In a sensitivity analysis, we used different methods with different assumptions, i.e. a weighted median [34] and Mendelian Randomisation Pleiotropy Residual Sum and Outlier (MR-PRESSO) with 10,000 simulations [35]. The weighted median is robust to invalid instruments and provides consistent estimation even when up to 50% of the weight is from invalid SNPs [34]. MR-PRESSO can detect and, if necessary, correct for potentially pleiotropic outliers [35], but assumes the indirect effect is independent of the direct effect. We did not use MR Egger because the limited number of SNPs means it is not very interpretable and is sensitive to outliers [36] and provides wider confidence intervals than these other methods. In a sensitivity analysis we also used Bonferroni-corrected significance (p < 0.05/2000 [number of phenotypes in the UK Biobank] = 2.5 × 10−5) as the cut-off for pleiotropy. If fasting insulin was the best predictor for CKD or eGFR, as hypothesised, we also checked the pattern of associations for SNP(s) in the IRS1 gene, which encodes the insulin receptor substrate 1 and is critical in insulin signalling and to the pathogenesis of type 2 diabetes [37].

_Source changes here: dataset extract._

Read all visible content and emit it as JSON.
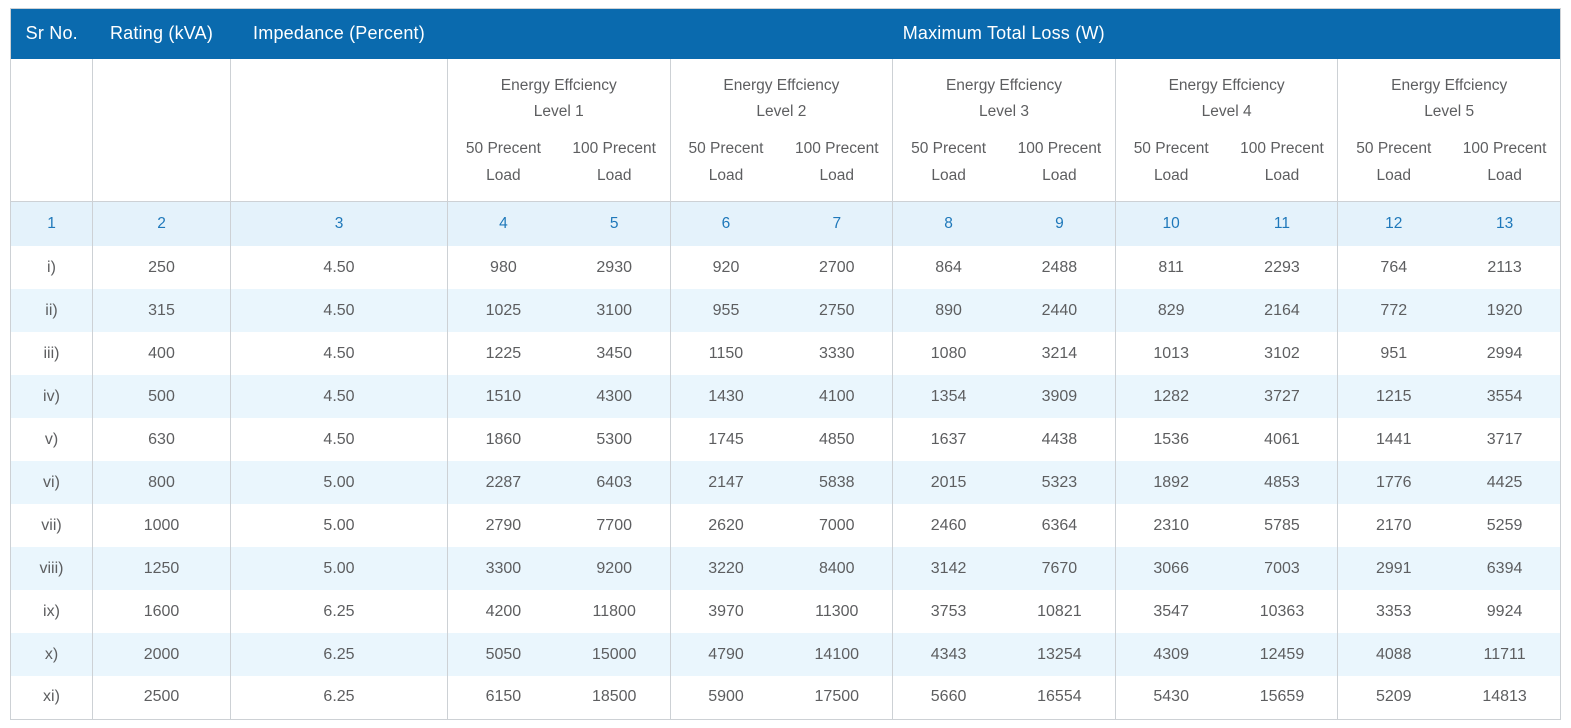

Power calculations were conducted overall and by sex. The sample size needed for MR is approximately the sample size for the conventional observational study divided by the variance in the exposure explained by the SNPs [38]. Specifically, for binary outcomes, the required sample size was calculated based on the log OR, the ratio of cases to non-cases and the variance explained by the SNPs. For continuous outcomes, it was calculated based on the effect size and the variance explained by the SNPs.
Association of genetically predicted eGFR with selected glycaemic trait(s)
We obtained SNP-specific Wald estimates (the association of each eGFR-related SNP with the selected glycaemic trait[s] in MR-BMA divided by the genetic association with eGFR), and meta-analysed these estimates using IVW with multiplicative random effects [39]. We used a weighted median [34] and MR-PRESSO with 10,000 simulations [35].
All statistical analyses were conducted using R version 3.6.2 (R Foundation for Statistical Computing, Vienna, Austria) and the R packages ‘clump_data’ and ‘MendelianRandomization’.
Ethics approval
This research has been conducted using the UK Biobank resource under application number 42468 and publicly available data. No original data were collected for the MR study. Ethical approval for each of the studies included in the investigation can be found in the original publications (including informed consent from each participant).